Question

y=sq.rt.(x-4). Find domain and range.

Answer 1

\[y=\sqrt{x-4}\]

Answer 2

hint for domain:

the radicand has to be greater than or equal to zero so do \[x - 4 \ge 0\] then solve for x

Answer 3

does that help?

Answer 4

so the domain is just \[x \ge 4\]?

Answer 5

Yes that means that x can be anything equal to or greater than 4. The reason for this is because we can't have a negative value inside the square root. This will give us an imaginary number

Answer 6

The lowest number that x can be is 4 right? What do you get for y when you plug in x=4 into\[y=\sqrt{x−4}\]

Answer 7

0

Answer 8

so anyway...that was the domain...

Answer 9

now to find the range...solve for x

Answer 10

do you know how to? or do you need help?

Answer 11

great we know that the lowest value of y is 0 and we know that we can plug any value greater than 4 until infinity

so the range is from
\[0 \rightarrow \infty \]

Answer 12

This means y can be any number as long as it's positive.
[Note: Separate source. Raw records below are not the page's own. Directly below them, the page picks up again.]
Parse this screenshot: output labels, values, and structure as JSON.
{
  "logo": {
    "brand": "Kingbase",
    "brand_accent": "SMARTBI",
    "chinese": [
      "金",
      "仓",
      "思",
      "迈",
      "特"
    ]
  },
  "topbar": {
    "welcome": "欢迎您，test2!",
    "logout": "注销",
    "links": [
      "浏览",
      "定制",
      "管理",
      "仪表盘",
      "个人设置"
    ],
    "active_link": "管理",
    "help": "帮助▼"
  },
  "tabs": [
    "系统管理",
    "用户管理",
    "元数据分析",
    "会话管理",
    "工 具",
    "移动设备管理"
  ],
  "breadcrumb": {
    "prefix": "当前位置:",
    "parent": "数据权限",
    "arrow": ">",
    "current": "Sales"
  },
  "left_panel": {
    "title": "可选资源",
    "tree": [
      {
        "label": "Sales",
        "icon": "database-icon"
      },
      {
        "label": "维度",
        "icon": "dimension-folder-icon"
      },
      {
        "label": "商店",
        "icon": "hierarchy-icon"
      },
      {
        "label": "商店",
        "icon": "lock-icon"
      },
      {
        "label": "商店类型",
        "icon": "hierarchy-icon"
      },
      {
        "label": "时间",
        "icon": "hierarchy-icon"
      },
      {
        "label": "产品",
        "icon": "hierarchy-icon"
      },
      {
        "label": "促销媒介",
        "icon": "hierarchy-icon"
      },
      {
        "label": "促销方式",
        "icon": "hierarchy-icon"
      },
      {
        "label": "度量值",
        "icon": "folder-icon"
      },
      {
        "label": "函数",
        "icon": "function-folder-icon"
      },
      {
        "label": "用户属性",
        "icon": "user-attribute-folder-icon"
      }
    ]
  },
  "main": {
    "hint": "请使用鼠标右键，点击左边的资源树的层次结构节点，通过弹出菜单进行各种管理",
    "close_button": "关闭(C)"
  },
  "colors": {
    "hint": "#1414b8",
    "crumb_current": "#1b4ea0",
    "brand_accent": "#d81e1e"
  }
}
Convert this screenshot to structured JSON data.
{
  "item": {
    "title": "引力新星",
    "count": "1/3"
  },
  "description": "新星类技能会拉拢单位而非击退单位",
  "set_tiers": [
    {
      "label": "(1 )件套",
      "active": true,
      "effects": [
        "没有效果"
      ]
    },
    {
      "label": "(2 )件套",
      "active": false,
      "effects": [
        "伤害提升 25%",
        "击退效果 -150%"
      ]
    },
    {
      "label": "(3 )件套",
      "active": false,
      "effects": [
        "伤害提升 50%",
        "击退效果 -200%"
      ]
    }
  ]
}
I don't know the proper notation for this can you help out @lgbasallote

Answer 13

hmm for a proper solution to find the range...solve for x

start by squaring both sides
\[y^2 = x - 4\]
add 4 to both sides
\[y^2 + 4 = x\]
since there are no restrictions for this term, the range is actually from \(-\infty\) to \(\infty\) <--that means all real values

Answer 14

since there are no restrictions for this equation*

Answer 15

I thought it was restricted.....from the domain

Answer 16

well square roots have positive and negative roots right?

Answer 17

the domain says that values of x have to be greater than 4

Answer 18

no you can't have a negative outcome from a square root.

Answer 19

that's why it's wiser to *solve* for x to avoid confusion hehe

Answer 20

\[\sqrt 4 = \pm 2\]

Answer 21

because 2^2 is 4 and (-2)^2 is also 4

Answer 22

the positive root is just the prinicipal root

Answer 23

when you graph it, the line starts at (4,0) and continues onward (infinite). so wouldn't it be \[(0, \infty)\]?

Answer 24

what number do you plug in for x in order to get -2?

Answer 25

if you plug in 8 you will get \[\sqrt 4\] that is equal to 2 and -2

Answer 26

the square root of 4 does not equal -2

Answer 27

(-2)^2= 4
-2 x -2 = 4

Answer 28

The domain restricts our range. Because we can't plug in anything lower than 4 into the equation the range is therefor restricted by 4 into infinity. That is why we find out what value we get for y when x=4.